As disclosed in the Registration Statement, the only change that will occur with respect to the warrants will be a reduction of the exercise price of any of the warrants. In this regard, the SEC has previously indicated that where warrants, and the shares issuable on their exercise, were registered, and the warrants are being exchanged for warrants with a new expiration date and exercise price in relation on Section 3(a)(9), the Division will not object if the original registration statement (updated) is used in connection with the exercise of the new warrants. (CF TELEPHONE INTERPRETATIONS, 59), further in CF TELEPHONE INTERPRETATIONS, 60, the Division indicated that an issuer may extend the exercise price for warrants and/or reduce the warrant price THROUGH THE ISSUANCE OF AN APPROPRIATE RULE 424 (b) PROSPECTUS STICKER.

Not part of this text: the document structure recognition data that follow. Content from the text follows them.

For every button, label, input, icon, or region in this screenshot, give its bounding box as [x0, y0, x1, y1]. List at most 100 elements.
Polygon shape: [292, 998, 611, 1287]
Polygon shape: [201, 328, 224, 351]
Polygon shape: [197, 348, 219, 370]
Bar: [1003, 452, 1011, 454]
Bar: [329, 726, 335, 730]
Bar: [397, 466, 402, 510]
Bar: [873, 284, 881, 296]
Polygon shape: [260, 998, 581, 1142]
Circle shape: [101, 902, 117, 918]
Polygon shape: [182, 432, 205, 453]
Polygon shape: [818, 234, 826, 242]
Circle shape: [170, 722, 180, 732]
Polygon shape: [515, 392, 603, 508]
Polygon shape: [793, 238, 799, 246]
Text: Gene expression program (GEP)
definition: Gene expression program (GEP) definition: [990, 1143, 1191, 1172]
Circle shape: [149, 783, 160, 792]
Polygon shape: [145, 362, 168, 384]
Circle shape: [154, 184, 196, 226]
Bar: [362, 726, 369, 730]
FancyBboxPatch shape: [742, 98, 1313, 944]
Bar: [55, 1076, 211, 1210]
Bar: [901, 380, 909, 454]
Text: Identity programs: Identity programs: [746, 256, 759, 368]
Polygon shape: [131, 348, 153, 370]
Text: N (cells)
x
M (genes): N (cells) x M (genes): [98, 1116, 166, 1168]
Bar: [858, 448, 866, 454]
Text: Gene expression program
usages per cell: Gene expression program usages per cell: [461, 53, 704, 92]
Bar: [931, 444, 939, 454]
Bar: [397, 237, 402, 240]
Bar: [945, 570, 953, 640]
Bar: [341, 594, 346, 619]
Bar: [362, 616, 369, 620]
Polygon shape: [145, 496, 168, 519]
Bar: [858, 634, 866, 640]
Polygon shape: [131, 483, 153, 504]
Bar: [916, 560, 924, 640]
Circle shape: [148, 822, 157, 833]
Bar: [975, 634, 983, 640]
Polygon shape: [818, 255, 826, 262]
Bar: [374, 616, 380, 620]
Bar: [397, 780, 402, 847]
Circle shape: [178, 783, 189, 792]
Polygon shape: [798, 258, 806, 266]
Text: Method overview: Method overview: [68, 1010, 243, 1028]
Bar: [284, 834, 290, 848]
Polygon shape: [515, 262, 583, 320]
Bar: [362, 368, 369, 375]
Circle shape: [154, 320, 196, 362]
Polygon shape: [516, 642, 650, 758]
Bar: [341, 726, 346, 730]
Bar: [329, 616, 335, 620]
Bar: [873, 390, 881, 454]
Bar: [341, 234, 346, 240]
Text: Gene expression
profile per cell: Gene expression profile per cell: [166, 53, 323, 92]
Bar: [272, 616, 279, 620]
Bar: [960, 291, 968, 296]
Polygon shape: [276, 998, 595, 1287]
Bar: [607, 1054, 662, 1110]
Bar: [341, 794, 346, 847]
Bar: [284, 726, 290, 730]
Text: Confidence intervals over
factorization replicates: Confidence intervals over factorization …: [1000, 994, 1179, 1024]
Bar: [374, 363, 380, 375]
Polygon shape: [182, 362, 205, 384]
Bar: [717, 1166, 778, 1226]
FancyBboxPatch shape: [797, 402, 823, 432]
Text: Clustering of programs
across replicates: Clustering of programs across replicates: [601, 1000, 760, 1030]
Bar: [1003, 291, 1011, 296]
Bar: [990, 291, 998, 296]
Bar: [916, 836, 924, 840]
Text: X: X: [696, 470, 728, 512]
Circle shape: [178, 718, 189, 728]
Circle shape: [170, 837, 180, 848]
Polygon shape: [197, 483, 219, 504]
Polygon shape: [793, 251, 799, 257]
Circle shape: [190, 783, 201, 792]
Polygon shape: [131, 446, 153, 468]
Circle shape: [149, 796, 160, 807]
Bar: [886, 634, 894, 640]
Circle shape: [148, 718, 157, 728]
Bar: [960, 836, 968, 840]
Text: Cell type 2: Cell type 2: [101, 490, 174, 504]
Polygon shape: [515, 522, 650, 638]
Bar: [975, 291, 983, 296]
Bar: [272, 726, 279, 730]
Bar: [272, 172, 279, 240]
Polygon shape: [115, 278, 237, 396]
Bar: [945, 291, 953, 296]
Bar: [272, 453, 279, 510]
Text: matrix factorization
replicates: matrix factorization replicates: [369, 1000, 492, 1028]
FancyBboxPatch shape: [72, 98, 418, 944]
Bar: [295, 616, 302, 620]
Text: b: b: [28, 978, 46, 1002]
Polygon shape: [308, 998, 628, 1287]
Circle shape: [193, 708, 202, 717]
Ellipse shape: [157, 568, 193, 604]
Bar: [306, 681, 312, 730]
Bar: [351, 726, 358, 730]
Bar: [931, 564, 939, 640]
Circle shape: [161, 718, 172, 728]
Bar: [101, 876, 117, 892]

[We also bring to your attention the fact that the warrants are not being offered through the Registration Statement. The securities being offered through the Registration Statement is the common stock of the Company and the common stock of the Company underlying the warrants, not the warrants themselves. The common stock is not being altered in any way. The fact that the purchase price which the warrant holders have to pay to acquire the shares which are the subject of the Registration Statement does not affect the common stock which is the subject of the Registration Statement.]
We believe on the basis of the foregoing that there is no reason another registration statement needs to be filed, as the concept that changes to the warrant may be made can merely be disclosed in the post-effective amendment and the changes to the warrant prices can be disclosed through stickering when announced. On the basis of the foregoing, we would like to request acceleration as soon as you indicate whether you accept our position, and appreciate your willingness to deal with this on an accelerated basis.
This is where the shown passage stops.